Ebbene, Steiner, analizzando in modo analogo l’esperienza, prima ci fa notare che questa è costituita da un elemento percettivo e da uno di pensiero, e poi ci propone di osservare il primo allorché viene scisso e isolato dal secondo. Seguendo un tale procedimento, si realizza che, ove si desse il solo elemento percettivo, il mondo ci si presenterebbe come “un aggregato sconnesso di oggetti di sensazione”: ovvero, come una molteplicità di dati privi di qualsivoglia relazione reciproca. Ma una tale assenza di relazione altro non è che un’assenza di pensiero.

Vi ricordate di quando abbiamo parlato, citando un passo di Spencer, del fruscìo dell’erba e della pernice? Ebbene, cosa abbiamo visto allora? Abbiamo visto: prima che, attraversando la soglia che divide il mondo sensibile da quello extrasensibile, siamo saliti dal dato percettivo di “fruscìo” a quello concettuale di “effetto”, poi che, rimanendo al di là di questa soglia, abbiamo permesso al concetto di “effetto” di portarsi incontro a quello di “causa”, e infine che, riattraversando in senso inverso la stessa soglia, siamo discesi dal dato concettuale di “causa” al dato percettivo di “pernice”.

Ciò vuol dire, quindi, che la relazione tra la percezione del “fruscìo” e quella della “pernice” non è, in realtà, che la relazione tra il concetto di “effetto” e quello di “causa”: dunque, una relazione di pensiero tra due concetti e non una relazione di pensiero tra due oggetti.

 

Fatto si è che il pensiero (si perdoni il gioco di parole) non può pensare che pensieri; ed è appunto in questi che deve risolvere le cose se vuole scoprire la relazione intercorrente tra le stesse. Normalmente, tutto ciò rimane purtroppo inosservato. La nostra attenzione è infatti catturata dalle cose che osserviamo e non da ciò che ci permette di connetterle tra loro.

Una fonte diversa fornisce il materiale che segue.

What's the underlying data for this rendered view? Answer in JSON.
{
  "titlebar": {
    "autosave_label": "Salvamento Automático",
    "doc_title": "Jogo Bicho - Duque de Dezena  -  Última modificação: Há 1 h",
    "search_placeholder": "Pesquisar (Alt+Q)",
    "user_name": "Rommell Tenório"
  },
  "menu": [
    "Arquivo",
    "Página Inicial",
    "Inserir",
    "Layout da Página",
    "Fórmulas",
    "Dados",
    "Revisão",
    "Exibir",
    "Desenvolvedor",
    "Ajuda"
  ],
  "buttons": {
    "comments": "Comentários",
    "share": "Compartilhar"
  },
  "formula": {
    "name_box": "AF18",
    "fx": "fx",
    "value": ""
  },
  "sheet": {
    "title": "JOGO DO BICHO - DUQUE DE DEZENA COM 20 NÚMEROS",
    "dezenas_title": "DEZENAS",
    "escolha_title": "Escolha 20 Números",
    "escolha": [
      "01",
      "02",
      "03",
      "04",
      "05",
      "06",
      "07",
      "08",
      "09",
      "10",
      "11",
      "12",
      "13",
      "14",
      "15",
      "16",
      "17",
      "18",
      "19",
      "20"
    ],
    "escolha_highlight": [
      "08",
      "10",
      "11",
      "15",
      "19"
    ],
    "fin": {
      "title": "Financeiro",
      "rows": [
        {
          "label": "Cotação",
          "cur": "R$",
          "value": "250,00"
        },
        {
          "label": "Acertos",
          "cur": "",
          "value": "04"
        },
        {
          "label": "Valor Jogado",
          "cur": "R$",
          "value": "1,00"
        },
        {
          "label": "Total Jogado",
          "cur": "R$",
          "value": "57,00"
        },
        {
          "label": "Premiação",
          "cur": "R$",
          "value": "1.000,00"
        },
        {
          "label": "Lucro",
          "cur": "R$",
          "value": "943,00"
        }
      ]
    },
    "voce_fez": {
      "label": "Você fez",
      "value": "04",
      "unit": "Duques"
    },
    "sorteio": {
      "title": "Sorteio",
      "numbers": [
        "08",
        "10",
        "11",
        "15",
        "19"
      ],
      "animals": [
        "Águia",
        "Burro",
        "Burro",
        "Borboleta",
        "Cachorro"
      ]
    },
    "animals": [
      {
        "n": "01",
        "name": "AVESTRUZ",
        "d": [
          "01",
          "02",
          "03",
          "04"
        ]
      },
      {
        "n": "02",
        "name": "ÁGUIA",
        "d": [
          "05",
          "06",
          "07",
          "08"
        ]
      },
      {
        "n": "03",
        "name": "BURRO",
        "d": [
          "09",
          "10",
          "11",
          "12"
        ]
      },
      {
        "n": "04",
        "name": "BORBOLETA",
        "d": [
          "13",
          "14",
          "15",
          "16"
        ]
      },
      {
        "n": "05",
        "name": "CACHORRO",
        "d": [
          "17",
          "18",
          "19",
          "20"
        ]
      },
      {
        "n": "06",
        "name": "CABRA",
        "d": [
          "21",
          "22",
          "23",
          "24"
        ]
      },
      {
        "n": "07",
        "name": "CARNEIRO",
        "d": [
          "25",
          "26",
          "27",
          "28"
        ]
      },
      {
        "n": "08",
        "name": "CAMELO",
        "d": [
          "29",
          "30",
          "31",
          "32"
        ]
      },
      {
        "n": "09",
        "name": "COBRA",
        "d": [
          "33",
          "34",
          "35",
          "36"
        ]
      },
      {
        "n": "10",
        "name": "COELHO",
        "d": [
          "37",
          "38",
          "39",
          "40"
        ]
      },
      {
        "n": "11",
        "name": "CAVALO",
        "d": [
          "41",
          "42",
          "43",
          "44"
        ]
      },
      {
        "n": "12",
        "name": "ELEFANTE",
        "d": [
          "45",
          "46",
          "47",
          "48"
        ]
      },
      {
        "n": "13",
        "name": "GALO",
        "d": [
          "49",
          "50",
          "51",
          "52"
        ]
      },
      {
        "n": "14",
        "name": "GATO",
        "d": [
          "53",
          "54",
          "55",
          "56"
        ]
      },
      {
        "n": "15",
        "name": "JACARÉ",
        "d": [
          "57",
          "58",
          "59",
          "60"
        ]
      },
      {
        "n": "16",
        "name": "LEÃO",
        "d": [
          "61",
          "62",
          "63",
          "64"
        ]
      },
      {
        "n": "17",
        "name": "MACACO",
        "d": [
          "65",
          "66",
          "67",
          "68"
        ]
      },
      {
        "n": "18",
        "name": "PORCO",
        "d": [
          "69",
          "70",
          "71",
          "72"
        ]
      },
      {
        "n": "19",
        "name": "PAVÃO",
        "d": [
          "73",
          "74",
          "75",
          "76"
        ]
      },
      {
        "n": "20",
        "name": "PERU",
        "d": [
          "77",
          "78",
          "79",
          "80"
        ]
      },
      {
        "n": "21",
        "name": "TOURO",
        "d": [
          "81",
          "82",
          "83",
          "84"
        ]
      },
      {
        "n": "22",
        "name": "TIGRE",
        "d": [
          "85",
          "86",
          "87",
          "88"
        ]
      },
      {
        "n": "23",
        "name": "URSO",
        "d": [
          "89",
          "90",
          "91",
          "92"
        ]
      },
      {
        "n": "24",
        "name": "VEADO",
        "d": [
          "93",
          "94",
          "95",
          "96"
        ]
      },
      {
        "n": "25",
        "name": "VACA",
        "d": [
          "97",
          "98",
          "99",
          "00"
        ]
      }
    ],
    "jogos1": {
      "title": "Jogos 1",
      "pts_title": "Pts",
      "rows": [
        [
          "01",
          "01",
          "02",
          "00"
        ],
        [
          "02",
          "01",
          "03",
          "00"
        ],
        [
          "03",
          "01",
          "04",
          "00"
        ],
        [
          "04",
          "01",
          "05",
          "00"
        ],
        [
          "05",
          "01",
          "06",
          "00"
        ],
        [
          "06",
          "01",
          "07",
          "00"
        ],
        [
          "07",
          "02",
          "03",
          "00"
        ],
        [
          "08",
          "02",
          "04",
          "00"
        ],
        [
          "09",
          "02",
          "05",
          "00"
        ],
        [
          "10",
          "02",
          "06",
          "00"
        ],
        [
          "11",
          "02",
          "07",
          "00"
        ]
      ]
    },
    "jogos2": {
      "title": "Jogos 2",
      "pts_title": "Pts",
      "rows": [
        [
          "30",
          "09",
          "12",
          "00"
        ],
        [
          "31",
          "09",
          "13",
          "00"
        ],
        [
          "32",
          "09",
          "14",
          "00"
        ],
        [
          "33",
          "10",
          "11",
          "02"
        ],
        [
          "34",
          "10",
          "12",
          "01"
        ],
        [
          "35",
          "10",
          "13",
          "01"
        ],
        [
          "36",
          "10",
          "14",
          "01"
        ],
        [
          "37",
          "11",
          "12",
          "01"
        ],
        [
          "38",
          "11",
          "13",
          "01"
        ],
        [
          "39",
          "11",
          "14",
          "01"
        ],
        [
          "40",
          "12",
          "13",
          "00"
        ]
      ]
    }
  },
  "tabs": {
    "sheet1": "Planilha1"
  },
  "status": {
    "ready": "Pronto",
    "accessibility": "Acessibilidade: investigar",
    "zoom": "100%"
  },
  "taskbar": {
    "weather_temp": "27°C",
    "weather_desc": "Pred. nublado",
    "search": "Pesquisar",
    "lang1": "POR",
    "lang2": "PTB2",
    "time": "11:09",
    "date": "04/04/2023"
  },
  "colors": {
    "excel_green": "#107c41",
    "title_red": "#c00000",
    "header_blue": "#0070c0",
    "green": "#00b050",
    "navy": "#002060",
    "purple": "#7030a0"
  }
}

Pensate a un registratore: c’è un nastro che gira e sul quale rimangono impresse le parole di chi parla. Dovremmo considerare, però, che vi rimangono “impresse” anche le pause: anche quelle minime – intendo dire – che servono a dividere e a distinguere una parola dall’altra. Come dunque la continuità del nastro inudibile sta a fondamento del nesso tra la discontinuità delle parole udibili, così la continuità del pensare invisibile sta a fondamento del nesso tra la discontinuità delle percezioni visibili.

 

Si deve comunque riconoscere che nel fatto di trascurare il pensare a favore dei percepiti o dei pensati c’è qualcosa di “normale”, se non addirittura di “sano”. Si tratta infatti di uno degli aspetti di quella che usiamo talvolta indicare quale “sana” o “beata” incoscienza. L’uomo, per la propria evoluzione, è chiamato però a diventare “sanamente patologico” e non a rimanere “patologicamente sano” (“Questa non è una malattia da morirne, – dice appunto il Cristo – ma è per la gloria di Dio, affinché il Figlio di Dio ne sia glorificato”).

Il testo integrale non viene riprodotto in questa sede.